Accessing the support I needed
Hi! I’m Carrie. I’m 37 years old *gasps* and live with my husband and our two girls. I work part time for the Environment Agency where I lead an employee disability network supporting staff with fatigue related to a disability or long term health condition. I write a blog, amongst other things, over at Carrie Pawley Blog.
It was October 2015 when I was eventually diagnosed with CFS/ME, also known as Chronic Fatigue Syndrome or Myalgic Encephalomyelitis (ME). It had taken almost 18 months to get that answer officially, but having a label didn’t immediately give me the relief I had hoped it would. I’d been lucky though, the journey to diagnosis had enabled me to find some fabulous people in the NHS, and other people online going through the same things. It also showed me that even at my worst, I was one of the lucky ones. I was never a severe case, and for that I will always be grateful.
My GP was amazing; she was newly qualified and admitted she didn’t know much about chronic fatigue, but suspected that was what the problem was. What she did know, was that the best way for me to get better was to stop pushing so hard, so she persuaded me to agree to being signed of work sick at the end of 2014. She arranged so many tests for me, and did lots of research of her own. She’d phone me from time to time to update me on what she’d discovered and with test results as they came back. We were learning together and it made a huge difference to feel like I was being supported and believed.
She referred me to a rheumatologist who was convinced it was CFS, but couldn’t diagnose me herself. The waiting list for that referral was really long, so rather than wait and do nothing, she arranged for me to see the physiotherapy team.

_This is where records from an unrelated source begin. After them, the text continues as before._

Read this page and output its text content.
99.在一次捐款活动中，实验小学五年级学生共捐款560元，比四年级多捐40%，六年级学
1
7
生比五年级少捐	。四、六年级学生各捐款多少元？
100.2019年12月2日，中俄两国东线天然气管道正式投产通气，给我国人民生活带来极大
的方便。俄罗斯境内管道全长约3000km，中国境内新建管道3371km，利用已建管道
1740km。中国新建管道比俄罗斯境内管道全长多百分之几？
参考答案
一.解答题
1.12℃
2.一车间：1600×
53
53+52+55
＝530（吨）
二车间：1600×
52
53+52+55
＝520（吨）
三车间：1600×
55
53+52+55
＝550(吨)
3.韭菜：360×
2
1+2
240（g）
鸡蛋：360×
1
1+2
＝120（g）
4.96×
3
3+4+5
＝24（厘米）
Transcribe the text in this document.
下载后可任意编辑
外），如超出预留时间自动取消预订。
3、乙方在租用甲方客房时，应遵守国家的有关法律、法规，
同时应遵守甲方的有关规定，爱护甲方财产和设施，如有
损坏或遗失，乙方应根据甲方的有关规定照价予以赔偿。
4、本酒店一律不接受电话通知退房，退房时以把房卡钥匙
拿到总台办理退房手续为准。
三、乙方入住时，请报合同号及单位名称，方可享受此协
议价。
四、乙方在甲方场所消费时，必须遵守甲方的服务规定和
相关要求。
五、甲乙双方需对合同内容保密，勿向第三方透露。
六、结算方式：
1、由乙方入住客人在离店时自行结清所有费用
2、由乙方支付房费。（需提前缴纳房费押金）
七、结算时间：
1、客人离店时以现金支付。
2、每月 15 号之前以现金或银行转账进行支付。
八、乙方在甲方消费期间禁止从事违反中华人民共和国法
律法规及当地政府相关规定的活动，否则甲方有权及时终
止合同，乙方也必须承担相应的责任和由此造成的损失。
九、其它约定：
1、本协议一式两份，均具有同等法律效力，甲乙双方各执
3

I started hydrotherapy with my physiotherapist, Fiona. Eight weeks of really gentle stretches in what was basically a giant bath! It was amazing. Yes, there were occasions I overdid it and suffered for a few days, but Fiona listened when I said it had been too much and adapted things for me so they were at a level I could manage. From there I was able to start doing basic yoga stretches at home, and my activity very gradually increased. Without that support in those first few months from those three women, I’m not sure my recovery path would ever have begun.
Eventually I saw the local CFS specialist, and she made the official diagnosis, which meant I could access specific help for my condition. After about a year I went back to work part time, on a long- phased return with several adjustments to make working possible. I was able to manage that because my GP helped me again. She wrote a letter explaining my condition and the way it affects me, so that my manager could see I really did need those adjustments. I wanted to get back to full time, but that just hasn’t been possible.
I might not ever get back to the person I was before getting sick, but that’s ok. This experience has taught me so much about myself and about what really matters, my whole outlook on life has changed. And I’ll forever be grateful to the three women in the NHS who made the prospect of recovery possible!
The same isn’t true for everyone diagnosed with this condition. So many people right across the world can’t access the support they need and are pushed into treatments which aren’t suitable for them or neglected altogether. Had I not been referred to rheumatology, my experience would have been very different.
Is there one doctor or nurse you’ve met who made all the difference to your experience of the NHS?